La Tunisie et le Lesotho, deux surprises
La montée en puissance des passeports du Lesotho et de la Tunisie demeure un mystère. Le royaume enclavé d’Afrique du Sud est l’un des pays les plus pauvres de la planète. L’indice du développement humain (IDH) le place à la 167e position sur 188 pays. Il faut aussi relever un taux de vaccination contre la Covid-19 de 15,8 %, l’un des plus bas de la sous-région. Pourtant, le Lesotho s’en sort plutôt bien au niveau du classement des pays à risque sanitaire ou sécuritaire, bien mieux que l’Afrique du Sud. Et il profite de l’hégémonie diplomatique de ce dernier, bénéficiant d’une certaine facilité en termes de voyages : les habitants du Lesotho ont besoin d’une trentaine de visas à travers le monde, notamment vers les pays asiatiques.
Pour ce qui est de la Tunisie, avec une dette de 97 % de son PIB, une crise socio-économique, politique et diplomatique, rien n’explique pourquoi elle figure dans une position aussi élevée. Au niveau de la mobilité, la Tunisie s’est prise de plein fouet la réduction du nombre de visas décidée par la France, et le pays est régulièrement classé rouge pour les voyageurs occidentaux. Global Citizen Solutions semble avoir pris en compte le taux de vaccination contre la Covid-19 avoisinant les 40 %. Mais l’ONG ne compte visiblement pas les opportunités d’investissement en Tunisie, ou la qualité de vie — pourtant deux des trois critères—, tous les deux en chute libre depuis des années.
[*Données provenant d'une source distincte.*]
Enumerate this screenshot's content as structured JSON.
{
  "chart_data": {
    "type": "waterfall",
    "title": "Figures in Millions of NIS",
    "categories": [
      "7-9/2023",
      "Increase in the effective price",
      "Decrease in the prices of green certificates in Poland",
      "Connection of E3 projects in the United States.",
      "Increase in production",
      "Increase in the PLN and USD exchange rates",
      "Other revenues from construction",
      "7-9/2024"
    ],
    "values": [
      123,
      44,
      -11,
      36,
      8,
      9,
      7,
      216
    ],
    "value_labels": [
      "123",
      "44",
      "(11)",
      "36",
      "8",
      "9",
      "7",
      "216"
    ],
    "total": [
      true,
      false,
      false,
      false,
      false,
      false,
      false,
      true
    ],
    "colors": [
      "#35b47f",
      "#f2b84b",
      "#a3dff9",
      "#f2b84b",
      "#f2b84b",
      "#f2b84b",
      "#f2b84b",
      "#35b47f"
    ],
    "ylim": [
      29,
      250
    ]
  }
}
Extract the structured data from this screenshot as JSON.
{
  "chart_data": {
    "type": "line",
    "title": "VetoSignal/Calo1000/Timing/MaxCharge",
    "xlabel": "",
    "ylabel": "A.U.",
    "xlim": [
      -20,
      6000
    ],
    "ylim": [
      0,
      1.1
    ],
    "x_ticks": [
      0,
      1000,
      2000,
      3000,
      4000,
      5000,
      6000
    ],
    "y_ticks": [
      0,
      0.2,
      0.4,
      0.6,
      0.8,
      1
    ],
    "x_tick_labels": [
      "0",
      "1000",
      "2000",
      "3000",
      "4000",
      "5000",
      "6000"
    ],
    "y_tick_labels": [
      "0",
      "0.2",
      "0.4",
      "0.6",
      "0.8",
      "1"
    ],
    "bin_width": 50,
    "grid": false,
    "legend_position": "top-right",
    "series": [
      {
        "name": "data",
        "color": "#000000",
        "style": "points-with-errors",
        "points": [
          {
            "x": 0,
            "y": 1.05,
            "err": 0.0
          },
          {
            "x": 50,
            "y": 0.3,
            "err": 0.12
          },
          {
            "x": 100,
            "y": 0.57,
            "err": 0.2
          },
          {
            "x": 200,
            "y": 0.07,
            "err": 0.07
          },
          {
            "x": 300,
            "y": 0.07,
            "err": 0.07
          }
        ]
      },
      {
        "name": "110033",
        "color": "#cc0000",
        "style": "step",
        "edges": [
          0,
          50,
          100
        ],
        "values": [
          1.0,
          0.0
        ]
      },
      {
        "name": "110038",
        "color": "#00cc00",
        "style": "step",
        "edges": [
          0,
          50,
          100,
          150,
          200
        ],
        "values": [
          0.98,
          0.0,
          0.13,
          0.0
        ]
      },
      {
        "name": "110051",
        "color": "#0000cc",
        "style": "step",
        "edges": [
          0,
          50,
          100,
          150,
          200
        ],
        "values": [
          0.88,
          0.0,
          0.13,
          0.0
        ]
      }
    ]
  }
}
Les passeports du Maroc et du Nigéria chutent
En ce qui concerne le Maroc, outre la réduction des visas français, le royaume a surtout souffert les conséquences de la rupture de ses relations avec l’Algérie. Sans oublier, évidemment, la pérennité de la crise au Sahara occidental et les tensions avec l’Espagne et l’Allemagne, réduisant davantage les chances d’obtenir un visa Schengen pour les citoyens. Du côté du Nigéria, la crise sécuritaire a aliéné le passeport, même vis-à-vis des pays africains voisins. Aujourd’hui, les Nigérians ne peuvent voyager librement que vers 47 autres Etats, dont 20 sans visa.
La Gambie, la Tanzanie, le Rwanda et le Kenya sont sans aucun doute les grands vainqueurs de cette édition. Les passeports des quatre pays ont pris du poids pour des raisons différentes. Dans le cas de la Tanzanie, il s’agit surtout des efforts diplomatiques de la nouvelle présidente Samia Suluhu Hassan, qui a rétabli les relations avec les pays d’Afrique de l’Est, ainsi qu’avec les Etats-Unis et plusieurs pays asiatiques. Les Tanzaniens gagnent donc l’accès à sept pays sans visa, et deux pays avec visa à l’arrivée, soit neuf au total par rapport à 2020.
Le Kenya a également gagné gros au changement du régime tanzanien après le décès de John Magufuli. La récente ouverture du Kenya sur la Chine a généré un effet domino. Malgré une grave crise politique et plusieurs scandales, Uhuru Kenyatta est un partenaire privilégié de la nouvelle administration de la Maison Blanche, où il a été invité par Joe Biden deux fois. Le Kenya, pays pauvre mais jouissant d’un bon capital humain, est donc convoité par les deux plus grandes puissances mondiales.
Ensuite, le passeport du Rwanda a pris du galon grâce au rétablissement récent des relations avec la France et l’Europe. Ce qui a ouvert les frontières de plusieurs pays, notamment africains — comme la Côte d’Ivoire —, aux Rwandais, mais aussi les Antilles et Madagascar.
Quant à la Gambie, sa progression résulte des liens rétablis avec le Sénégal depuis la chute de Yahya Jammeh, affectant l’intégration ouest-africaine du pays. De plus, le président gambien Adama Barrow a établi un circuit diplomatique efficace avec les Etats arabo-musulmans, d’Afrique du Nord comme du Golfe ou de l’Asie du Sud. Un contexte qui permet aux Gambiens de visiter 37 pays sans visa et 24 avec un visa à l’arrivée.